19 commonly used artificial intelligence interview questions. As an artificial intelligence engineer, how much do you know?

1. What is the definition of artificial intelligence?

Answer: Artificial Intelligence (AI for short) is a technology and science that simulates human intelligence. It involves various fields, including machine learning, natural language processing, computer vision, speech recognition, decision trees, etc. The goal of artificial intelligence is to enable computers to have human-like intelligence and be able to think, learn, reason and make decisions autonomously.
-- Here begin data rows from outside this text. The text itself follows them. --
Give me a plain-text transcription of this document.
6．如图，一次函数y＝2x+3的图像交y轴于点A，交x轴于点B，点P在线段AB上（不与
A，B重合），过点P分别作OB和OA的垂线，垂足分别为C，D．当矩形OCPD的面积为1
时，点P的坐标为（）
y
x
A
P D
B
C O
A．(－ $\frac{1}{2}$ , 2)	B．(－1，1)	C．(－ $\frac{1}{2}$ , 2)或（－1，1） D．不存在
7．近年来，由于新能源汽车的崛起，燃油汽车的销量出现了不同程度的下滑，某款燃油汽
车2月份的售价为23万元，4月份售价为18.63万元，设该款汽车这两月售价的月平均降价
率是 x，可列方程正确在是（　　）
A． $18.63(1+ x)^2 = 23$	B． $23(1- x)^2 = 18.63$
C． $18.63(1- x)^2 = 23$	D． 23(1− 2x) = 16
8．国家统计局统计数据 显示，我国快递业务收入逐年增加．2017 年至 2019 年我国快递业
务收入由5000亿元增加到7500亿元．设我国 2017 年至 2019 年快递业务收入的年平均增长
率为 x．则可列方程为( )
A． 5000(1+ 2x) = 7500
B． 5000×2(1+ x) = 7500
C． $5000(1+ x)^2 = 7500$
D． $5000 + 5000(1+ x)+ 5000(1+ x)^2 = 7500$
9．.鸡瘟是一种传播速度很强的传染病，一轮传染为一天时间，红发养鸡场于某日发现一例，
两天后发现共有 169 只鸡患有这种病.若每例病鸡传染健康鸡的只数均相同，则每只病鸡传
Artificial intelligence has a wide range of applications, including smart homes, autonomous driving, medical diagnosis, financial risk control, intelligent customer service, etc. The development of artificial intelligence technology is of great significance to promoting social and economic development and the improvement of human life.
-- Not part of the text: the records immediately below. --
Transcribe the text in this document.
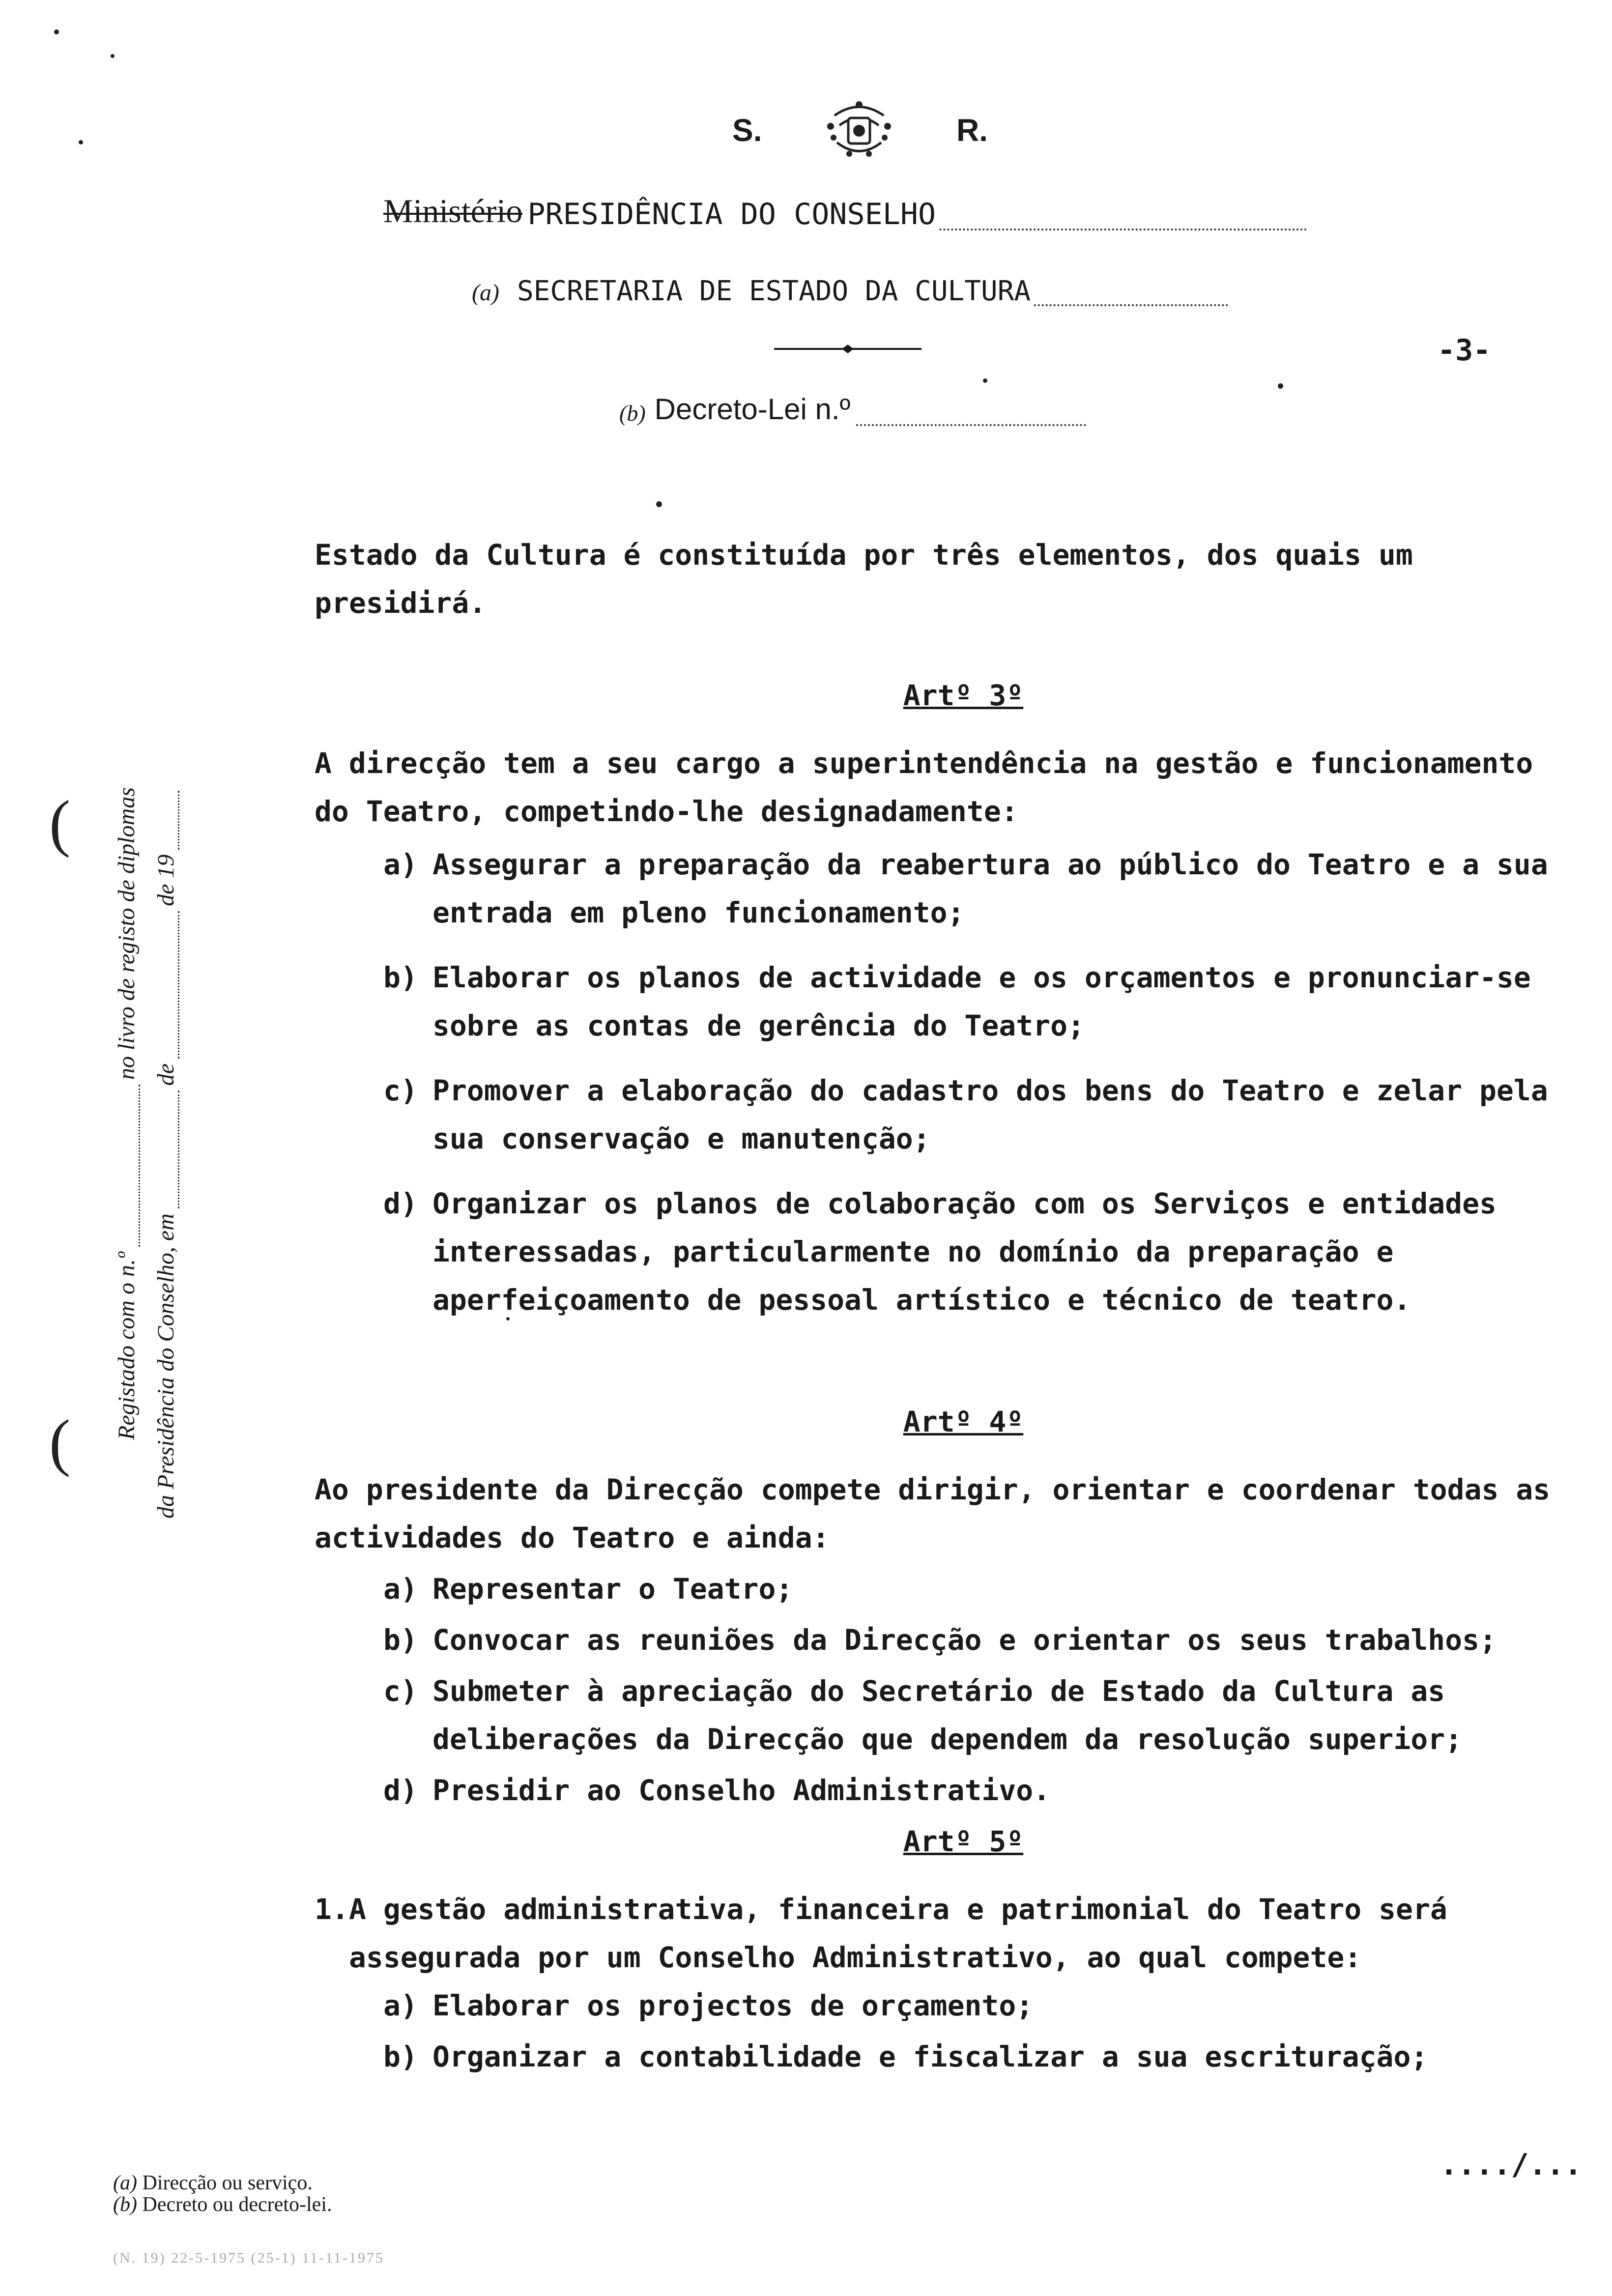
S.	R.
Ministério PRESIDÊNCIA DO CONSELHO
(a) SECRETARIA DE ESTADO DA CULTURA
-3-
(b) Decreto-Lei n.º
Registado com o n.º
no livro de registo de diplomas
da Presidência do Conselho, em
de
de 19
(
(

Estado da Cultura é constituída por três elementos, dos quais um presidirá.

Artº 3º

A direcção tem a seu cargo a superintendência na gestão e funcionamento do Teatro, competindo-lhe designadamente:

a) Assegurar a preparação da reabertura ao público do Teatro e a sua entrada em pleno funcionamento;
b) Elaborar os planos de actividade e os orçamentos e pronunciar-se sobre as contas de gerência do Teatro;
c) Promover a elaboração do cadastro dos bens do Teatro e zelar pela sua conservação e manutenção;
d) Organizar os planos de colaboração com os Serviços e entidades interessadas, particularmente no domínio da preparação e aperfeiçoamento de pessoal artístico e técnico de teatro.

Artº 4º

Ao presidente da Direcção compete dirigir, orientar e coordenar todas as actividades do Teatro e ainda:

a) Representar o Teatro;
b) Convocar as reuniões da Direcção e orientar os seus trabalhos;
c) Submeter à apreciação do Secretário de Estado da Cultura as deliberações da Direcção que dependem da resolução superior;
d) Presidir ao Conselho Administrativo.

Artº 5º

1. A gestão administrativa, financeira e patrimonial do Teatro será assegurada por um Conselho Administrativo, ao qual compete:
a) Elaborar os projectos de orçamento;
b) Organizar a contabilidade e fiscalizar a sua escrituração;
..../...
(a) Direcção ou serviço.
(b) Decreto ou decreto-lei.
(N. 19) 22-5-1975 (25-1) 11-11-1975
2. What is machine learning?

Answer: Machine learning is a branch of artificial intelligence. It refers to the ability of a computer system to automatically complete certain tasks or improve certain performance by learning and training data. Simply put, machine learning allows computers to automatically learn and improve their abilities based on existing data and experience without explicitly writing instructions. The main purpose of machine learning is to enable computers to make decisions and predictions autonomously, thereby achieving the capabilities of autonomous learning and decision-making. Machine learning has a wide range of applications in various fields, such as natural language processing, computer vision, speech recognition, recommendation systems, financial risk control, medical diagnosis, etc.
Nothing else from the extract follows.